MADRID / ‘Rigoletto’ en el Teatro Real: Verdi, a salvo
Madrid. Teatro Real. 2-XII-2023. Ludovic Tézier (Rigoletto), Javier Camarena (Duque de Mantua), Adela Zaharia (Gilda), Simon Lim (Sparafucile), Marina Viotti (Maddalena), Jordan Shanahan (Monterone). Orquesta y Coro del Teatro Real. Dirección musical: Nicola Luisotti. Dirección de escena: Miguel del Arco. Verdi: Rigoletto.
Rigoletto, basada muy libremente en Victor Hugo por el libretista Francesco Maria Piave bajo el ojo avizor de don Giuseppe, es una de las tantas obras maestras de Verdi pero, esta vez, centrada en la corrupción y la sordidez de una corte provinciana venida a menos y exhibicionista de sus propios vicios. Un duque putero, un bufón que se burla de los débiles, una hija del bufón que lo engaña en connivencia con una dueña rufiana, un sicario y su hermana, una furcia de carretera. La inmarcesible vena dramática verdiana y la infatigable belleza de su música, su canto solista, coreado o polifónico, acuden al rescate de esta compleja viñeta de la maldad humana que culmina cuando el bufón, sin saberlo, paga para que un asesino profesional le mate a la hija.

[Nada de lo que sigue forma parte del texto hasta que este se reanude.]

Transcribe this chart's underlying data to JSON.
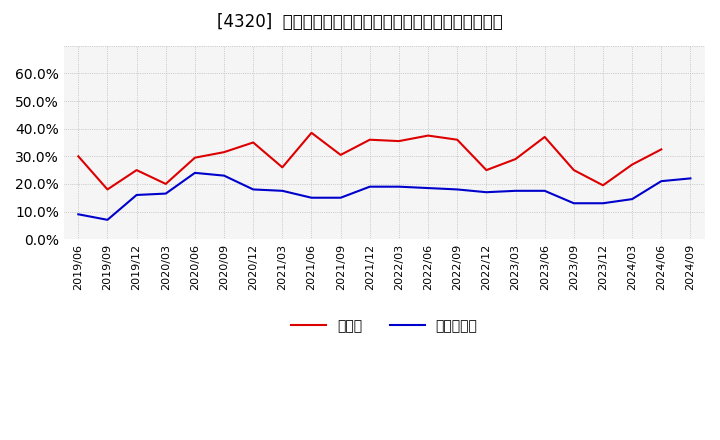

Desde luego, hay tela que cortar en la tejeduría del maestro. Su teatralidad está servida y se la puede traducir a diversos lenguajes escénicos contemporáneos. Lo que no se debe hacer es malograrla y convertirla en un batiburrillo escénico fastidioso tanto para los cantantes sacados de quicio como para el público que sospecha estar viendo una ópera pensada para otra partitura.
Esto es lo que ocurrió en el Teatro Real bajo la puesta en escena de Miguel del Arco y su equipo. La corte de Mantua pareció extraída de un musical americano cuando no del Paralelo barcelonés; Rigoletto vive en una región montañosa en plan páramo donde su casa es una cueva con vegetación tropical; la posada del sicario es un campamento de emergencia tras un terremoto o una inundación. Para colmo, todo el tiempo invade la escena un cuerpo de bailarinas con despliegue escolar y una multitud de figurantes y figurantas que no dejan tranquilos a los personajes. Todo es aceptable como variante estética. Nada lo es por este inescrutable aparato, dadas su ineptitud técnica y su ineficacia teatral.
Por suerte, Verdi y su inmarcesible maestría resultaron a salvo por la elevada excelencia de los músicos. Ante todo por Nicola Luisotti, férrea garantía, él sí, de eficacia y soberano buen hacer. Bastó la descripción del clima sórdido y doliente del preludio para confirmar que estábamos en buenas manos. Así su orquesta sonó esmaltada, límpida, con las velocidades óptimas y un mimo atento a la tarea de los cantantes, de modo que todo fluyera a favor del relato, que lo hay por más que se lo maltrate.
Ludovic Tézier hizo un protagonista a la altura de sus grandes predecesores. Tiene el exacto registro del barítono noble verdiano, de materia abundante, registro suntuoso, dominio en la emisión y fraseo impecable. La Gilda de Adela Zaharia aunó la frágil virginidad con la tentativa sensual en una síntesis de vocalidad y figura que culminó en un Caro nome antológico, premiado con una interminable ovación de la sala, que respiró consolada de la puesta por el reencuentro verdiano. Javier Camarena lució su bellísimo vocalismo. Marina Viotti hizo una Maddalena de rompe y rasga, tanto en lo vocal como en lo visual, y los bajos (Simon Lim, Jordan Shanahan) echaron el resto con generosidad vocal y un decir contundente. Verdi, rescatado, agradece la operación de salvamento.